Je ne sais pas comment on peut se remettre d’une telle monstruosité. Faut-il pleurer pour les enfants morts ou ceux qui viennent de devenir orphelins ? Faut-il crier pour les enfants mutilés ou pour les parents qui ont dû envelopper leurs progénitures dans des linceuls blancs ?
Les responsables israéliens ont d’abord déclaré que la frappe était « basée sur des renseignements précis » et ont affirmé que le bombardement avait visé un complexe du Hamas, tuant deux hauts responsables du mouvement. Après le tollé mondial que cette frappe a provoqué, le Premier ministre israélien Benyamin Netanyahou a commencé à parler d’ « accident tragique ».
Les bombes de fabrication US ont été larguées sur le camp de Tal Al-Sultan après que des frappes aériennes israéliennes ont touché des abris dans le nord de Gaza et à Gaza City, tuant 160 Palestiniens déplacés, selon les responsables de la santé de l’enclave. À Jabalya, au moins quatre personnes auraient été tuées lorsqu’un missile a frappé un immeuble résidentiel lors d’une nuit de bombardements intenses. Des témoins ont fait état d’incendies ravageurs dans toute la ville. Ailleurs dans le nord, les forces d’occupation israéliennes continuent de démolir des quartiers résidentiels, ensevelissant un nombre incalculable de personnes sous les décombres. Des soldats israéliens ont également été vus en train de tirer sur un groupe de Palestiniens qui remplissaient des bidons d’eau dans la région d’Al-Faluja.
Le massacre israélien de Rafah a été largement condamné comme une grave violation du droit international. Mais la Maison-Blanche n’a pas exprimé de critique claire ou d’indignation.
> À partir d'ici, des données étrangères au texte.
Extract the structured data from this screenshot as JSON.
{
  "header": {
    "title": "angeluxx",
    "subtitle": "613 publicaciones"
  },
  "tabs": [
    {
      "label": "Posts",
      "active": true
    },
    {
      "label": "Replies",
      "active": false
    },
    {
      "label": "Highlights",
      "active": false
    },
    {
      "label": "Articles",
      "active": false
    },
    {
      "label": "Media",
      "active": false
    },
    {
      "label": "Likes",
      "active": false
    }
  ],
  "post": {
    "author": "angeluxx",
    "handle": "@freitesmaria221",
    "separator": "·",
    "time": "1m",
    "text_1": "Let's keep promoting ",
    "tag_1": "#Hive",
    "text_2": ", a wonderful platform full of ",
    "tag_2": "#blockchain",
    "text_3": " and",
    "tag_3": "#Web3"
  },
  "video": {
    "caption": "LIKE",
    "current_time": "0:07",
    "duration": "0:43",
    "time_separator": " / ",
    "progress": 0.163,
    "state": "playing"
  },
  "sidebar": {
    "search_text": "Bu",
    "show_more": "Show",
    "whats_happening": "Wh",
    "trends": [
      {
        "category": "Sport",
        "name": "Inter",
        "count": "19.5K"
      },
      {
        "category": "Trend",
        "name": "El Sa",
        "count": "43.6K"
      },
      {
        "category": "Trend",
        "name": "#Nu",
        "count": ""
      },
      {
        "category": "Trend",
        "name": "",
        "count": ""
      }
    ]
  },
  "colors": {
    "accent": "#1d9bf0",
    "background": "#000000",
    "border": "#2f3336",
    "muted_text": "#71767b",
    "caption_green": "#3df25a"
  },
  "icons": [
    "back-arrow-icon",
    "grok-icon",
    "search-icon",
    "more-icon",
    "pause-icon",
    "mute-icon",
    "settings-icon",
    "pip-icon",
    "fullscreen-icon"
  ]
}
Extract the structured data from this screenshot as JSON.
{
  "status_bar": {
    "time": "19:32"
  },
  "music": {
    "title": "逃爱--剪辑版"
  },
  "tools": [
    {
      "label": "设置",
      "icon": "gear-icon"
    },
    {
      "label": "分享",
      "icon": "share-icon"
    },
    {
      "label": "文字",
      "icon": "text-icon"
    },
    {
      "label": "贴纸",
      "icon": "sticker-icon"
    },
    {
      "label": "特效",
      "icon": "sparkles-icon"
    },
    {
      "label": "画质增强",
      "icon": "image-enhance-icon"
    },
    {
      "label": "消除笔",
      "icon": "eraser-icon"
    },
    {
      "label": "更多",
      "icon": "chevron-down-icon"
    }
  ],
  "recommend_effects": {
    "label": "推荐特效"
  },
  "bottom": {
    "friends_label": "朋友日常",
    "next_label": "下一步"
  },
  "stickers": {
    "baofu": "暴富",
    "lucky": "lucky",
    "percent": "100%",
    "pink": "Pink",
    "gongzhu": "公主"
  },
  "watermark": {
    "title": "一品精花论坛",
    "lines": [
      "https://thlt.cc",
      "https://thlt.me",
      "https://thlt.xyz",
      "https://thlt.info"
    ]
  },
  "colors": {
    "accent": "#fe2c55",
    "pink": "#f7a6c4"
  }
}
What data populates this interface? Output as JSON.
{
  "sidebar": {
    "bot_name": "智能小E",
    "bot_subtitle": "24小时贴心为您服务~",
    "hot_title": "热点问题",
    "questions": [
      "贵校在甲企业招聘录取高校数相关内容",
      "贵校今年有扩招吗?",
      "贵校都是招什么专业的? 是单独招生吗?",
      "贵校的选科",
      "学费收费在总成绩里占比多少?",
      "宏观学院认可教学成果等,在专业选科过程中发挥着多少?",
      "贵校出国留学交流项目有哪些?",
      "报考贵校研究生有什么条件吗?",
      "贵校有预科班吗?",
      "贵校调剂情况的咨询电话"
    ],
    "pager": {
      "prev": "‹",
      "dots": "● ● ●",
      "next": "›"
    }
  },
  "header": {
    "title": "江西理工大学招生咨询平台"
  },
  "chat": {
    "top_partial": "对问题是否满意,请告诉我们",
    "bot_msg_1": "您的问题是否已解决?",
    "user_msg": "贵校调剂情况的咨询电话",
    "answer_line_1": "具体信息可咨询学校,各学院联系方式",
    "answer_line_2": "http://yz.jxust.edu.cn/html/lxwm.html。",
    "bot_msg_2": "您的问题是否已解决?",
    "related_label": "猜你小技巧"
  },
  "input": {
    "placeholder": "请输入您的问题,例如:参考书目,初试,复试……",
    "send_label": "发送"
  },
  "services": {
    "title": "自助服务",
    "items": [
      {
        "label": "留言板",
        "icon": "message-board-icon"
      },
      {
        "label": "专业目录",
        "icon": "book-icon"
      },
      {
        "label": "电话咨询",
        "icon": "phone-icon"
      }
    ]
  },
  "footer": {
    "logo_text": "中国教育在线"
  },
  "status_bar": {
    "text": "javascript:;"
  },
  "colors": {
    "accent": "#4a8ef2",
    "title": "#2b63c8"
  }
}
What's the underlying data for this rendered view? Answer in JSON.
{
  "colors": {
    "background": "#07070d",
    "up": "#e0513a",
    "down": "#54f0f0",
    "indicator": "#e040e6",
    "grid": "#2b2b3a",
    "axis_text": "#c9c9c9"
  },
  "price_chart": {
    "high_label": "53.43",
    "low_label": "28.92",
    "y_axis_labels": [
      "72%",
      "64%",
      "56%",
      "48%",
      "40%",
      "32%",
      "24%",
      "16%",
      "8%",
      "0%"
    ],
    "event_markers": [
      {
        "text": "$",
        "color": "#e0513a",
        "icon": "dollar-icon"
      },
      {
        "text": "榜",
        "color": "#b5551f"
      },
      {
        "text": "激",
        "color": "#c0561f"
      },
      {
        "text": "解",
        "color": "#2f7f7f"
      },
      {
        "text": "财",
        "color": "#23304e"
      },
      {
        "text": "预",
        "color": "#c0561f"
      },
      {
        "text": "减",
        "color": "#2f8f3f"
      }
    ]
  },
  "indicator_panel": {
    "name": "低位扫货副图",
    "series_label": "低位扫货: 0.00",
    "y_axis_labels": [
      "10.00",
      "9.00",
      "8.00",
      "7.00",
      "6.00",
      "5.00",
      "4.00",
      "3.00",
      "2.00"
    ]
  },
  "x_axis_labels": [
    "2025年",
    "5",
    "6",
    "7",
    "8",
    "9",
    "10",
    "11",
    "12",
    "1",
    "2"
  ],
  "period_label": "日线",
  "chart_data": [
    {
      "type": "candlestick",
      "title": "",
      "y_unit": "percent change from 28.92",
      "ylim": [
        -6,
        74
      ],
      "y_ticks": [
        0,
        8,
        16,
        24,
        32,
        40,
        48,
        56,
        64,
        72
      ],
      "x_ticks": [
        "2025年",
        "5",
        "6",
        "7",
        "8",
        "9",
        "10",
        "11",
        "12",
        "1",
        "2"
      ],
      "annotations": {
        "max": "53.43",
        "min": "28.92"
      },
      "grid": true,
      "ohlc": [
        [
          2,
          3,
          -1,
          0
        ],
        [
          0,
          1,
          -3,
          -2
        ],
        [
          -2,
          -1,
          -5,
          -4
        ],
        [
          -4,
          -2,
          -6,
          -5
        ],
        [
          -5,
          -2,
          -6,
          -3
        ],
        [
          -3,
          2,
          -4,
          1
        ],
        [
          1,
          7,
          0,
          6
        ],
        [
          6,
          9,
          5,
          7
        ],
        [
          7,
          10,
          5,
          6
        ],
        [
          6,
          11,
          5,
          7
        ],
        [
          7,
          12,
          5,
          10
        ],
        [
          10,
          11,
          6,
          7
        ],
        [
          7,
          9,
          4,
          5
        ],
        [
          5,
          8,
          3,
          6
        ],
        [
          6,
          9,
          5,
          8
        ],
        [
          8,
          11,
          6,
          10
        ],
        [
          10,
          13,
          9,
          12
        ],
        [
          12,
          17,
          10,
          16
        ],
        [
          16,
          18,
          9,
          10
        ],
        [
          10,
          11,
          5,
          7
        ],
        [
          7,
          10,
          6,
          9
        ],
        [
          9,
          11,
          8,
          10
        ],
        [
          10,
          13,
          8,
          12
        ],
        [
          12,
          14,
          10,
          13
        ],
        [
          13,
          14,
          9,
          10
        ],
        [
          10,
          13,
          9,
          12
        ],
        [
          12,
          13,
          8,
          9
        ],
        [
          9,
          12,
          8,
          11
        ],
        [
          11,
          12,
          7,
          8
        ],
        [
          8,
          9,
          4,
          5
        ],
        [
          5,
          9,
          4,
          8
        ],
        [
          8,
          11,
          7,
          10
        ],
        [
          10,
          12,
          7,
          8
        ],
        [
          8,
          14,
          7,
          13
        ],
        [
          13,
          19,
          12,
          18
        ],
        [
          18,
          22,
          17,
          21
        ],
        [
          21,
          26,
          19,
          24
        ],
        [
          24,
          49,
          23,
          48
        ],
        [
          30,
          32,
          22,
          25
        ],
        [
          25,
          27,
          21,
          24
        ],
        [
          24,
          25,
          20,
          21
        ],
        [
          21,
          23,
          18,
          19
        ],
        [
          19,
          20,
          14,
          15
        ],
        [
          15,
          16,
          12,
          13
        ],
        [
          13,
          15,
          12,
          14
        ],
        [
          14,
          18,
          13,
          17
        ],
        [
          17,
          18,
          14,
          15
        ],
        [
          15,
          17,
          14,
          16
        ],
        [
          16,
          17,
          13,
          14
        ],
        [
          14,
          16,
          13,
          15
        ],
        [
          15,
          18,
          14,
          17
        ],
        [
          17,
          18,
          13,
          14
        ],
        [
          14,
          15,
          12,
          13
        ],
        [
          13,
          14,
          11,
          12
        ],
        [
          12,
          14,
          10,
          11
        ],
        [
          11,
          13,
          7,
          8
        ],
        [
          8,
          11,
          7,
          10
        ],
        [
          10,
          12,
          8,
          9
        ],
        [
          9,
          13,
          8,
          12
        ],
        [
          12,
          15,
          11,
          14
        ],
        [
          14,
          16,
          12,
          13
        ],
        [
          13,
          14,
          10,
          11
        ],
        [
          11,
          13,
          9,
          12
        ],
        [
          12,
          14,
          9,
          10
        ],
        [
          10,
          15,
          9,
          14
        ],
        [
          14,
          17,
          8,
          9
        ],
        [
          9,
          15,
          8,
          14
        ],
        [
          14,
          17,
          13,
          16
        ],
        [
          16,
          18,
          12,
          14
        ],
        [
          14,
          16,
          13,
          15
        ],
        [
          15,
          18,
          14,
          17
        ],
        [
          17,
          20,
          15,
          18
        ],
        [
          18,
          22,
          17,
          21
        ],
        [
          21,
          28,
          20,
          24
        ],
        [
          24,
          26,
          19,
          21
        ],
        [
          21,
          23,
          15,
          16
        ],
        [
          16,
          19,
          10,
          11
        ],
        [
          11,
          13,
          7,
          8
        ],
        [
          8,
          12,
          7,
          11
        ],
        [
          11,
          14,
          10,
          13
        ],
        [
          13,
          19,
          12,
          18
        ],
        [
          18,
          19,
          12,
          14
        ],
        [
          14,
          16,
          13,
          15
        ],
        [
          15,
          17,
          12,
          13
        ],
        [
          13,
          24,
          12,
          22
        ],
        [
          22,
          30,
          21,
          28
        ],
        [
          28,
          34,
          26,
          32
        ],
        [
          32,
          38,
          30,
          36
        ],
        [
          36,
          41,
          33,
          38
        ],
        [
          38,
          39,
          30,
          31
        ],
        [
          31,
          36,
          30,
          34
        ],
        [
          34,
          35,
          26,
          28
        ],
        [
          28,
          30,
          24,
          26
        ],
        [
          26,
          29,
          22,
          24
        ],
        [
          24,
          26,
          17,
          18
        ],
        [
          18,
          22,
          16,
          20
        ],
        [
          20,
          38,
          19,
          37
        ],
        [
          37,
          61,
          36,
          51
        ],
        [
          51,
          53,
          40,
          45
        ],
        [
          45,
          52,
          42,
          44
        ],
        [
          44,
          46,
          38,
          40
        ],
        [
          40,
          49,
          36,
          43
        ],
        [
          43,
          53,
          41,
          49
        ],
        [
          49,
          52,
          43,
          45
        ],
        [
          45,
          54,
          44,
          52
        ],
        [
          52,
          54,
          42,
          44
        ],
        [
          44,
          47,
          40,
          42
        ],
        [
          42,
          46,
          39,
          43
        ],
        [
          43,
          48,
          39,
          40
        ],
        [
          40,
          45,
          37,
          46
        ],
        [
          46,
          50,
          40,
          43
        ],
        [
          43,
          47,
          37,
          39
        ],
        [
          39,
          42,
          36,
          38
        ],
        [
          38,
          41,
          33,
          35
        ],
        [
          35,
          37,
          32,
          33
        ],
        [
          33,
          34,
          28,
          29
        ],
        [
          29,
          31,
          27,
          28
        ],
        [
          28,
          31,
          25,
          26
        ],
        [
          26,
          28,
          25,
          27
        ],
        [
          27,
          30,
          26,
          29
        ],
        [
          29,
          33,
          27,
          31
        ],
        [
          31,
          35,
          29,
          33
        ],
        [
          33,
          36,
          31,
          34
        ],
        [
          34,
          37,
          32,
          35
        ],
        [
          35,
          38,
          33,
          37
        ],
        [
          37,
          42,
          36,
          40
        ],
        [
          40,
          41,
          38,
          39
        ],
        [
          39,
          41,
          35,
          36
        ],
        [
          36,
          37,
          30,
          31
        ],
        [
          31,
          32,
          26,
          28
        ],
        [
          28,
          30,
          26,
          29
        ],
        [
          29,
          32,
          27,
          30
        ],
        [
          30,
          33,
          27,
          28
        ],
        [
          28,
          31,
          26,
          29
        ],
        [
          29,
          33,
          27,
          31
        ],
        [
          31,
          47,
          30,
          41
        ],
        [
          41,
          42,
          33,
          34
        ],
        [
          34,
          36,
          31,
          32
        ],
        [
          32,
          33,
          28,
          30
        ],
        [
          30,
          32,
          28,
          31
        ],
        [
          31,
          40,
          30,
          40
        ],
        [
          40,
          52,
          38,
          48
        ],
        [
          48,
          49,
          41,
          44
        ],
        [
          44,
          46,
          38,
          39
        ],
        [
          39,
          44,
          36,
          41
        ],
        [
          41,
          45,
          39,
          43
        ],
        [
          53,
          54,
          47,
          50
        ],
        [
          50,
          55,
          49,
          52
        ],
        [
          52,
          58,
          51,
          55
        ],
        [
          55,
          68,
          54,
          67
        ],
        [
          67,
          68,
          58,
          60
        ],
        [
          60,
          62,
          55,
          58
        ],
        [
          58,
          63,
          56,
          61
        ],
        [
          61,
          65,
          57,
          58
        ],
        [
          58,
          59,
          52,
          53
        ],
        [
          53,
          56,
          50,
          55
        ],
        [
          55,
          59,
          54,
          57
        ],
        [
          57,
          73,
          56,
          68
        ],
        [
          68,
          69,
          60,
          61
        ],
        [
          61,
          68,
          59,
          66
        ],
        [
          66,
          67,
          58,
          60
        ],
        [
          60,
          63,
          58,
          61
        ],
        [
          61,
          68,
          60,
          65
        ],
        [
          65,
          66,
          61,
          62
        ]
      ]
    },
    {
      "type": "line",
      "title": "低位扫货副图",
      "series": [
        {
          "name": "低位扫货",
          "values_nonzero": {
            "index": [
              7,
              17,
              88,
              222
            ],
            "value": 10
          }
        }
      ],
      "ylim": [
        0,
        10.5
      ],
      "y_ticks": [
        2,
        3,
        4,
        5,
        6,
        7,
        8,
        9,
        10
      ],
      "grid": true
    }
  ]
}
Alors que l’administration Biden met l’accent sur la mort des dirigeants du Hamas et prononce les mêmes mots que ceux que nous avons pris l’habitude d’entendre au cours des huit derniers mois, à savoir que les États-Unis exhortent Israël à protéger les civils et à minimiser les pertes, ces déclarations sonnent désormais comme une farce. L’inaction de l’administration Biden et la poursuite des livraisons d’armes à l’État israélien alors qu’il commet de tels massacres sous les yeux du monde entier – et au mépris de la décision de la CIJ – montrent l’ampleur de la complicité et de la participation des États-Unis au génocide de Gaza.
Je tiens le gouvernement étasunien responsable de ce carnage : le siège, la famine et le nettoyage ethnique des Palestiniens de Gaza ; la destruction massive d’hôpitaux, de cliniques, d’écoles, d’universités, de bibliothèques, de bâtiments résidentiels, de lieux historiques et d’infrastructures ; et la dévastation totale de quartiers entiers.
En opposant leur veto ou leur abstention à toutes les résolutions de cessez-le-feu du Conseil de sécurité des Nations unies, les États-Unis sont les principaux responsables de ce terrible cauchemar infligé au peuple palestinien, qui a tout perdu à plusieurs reprises.
Nous avons entendu le président Biden répéter des affirmations démenties et sans fondement selon lesquelles il aurait vu des photos de bébés israéliens décapités qui n’existaient pas – des affirmations que ses propres porte-parole ont dû démentir. Le silence sera-t-il sa réaction face à l’image réelle d’un enfant palestinien décapité lors de l’un des massacres les plus sanglants perpétrés par Israël à ce jour ? Pourquoi notre président ne verse-t-il pas de larmes et ne s’exprime-t-il pas lorsqu’il voit des enfants brûlés vifs dans leurs tentes ? Combien d’actes inhumains et barbares faudra-t-il encore pour que les États-Unis mettent fin à leur soutien financier, militaire et diplomatique « inconditionnel » à l’État israélien ?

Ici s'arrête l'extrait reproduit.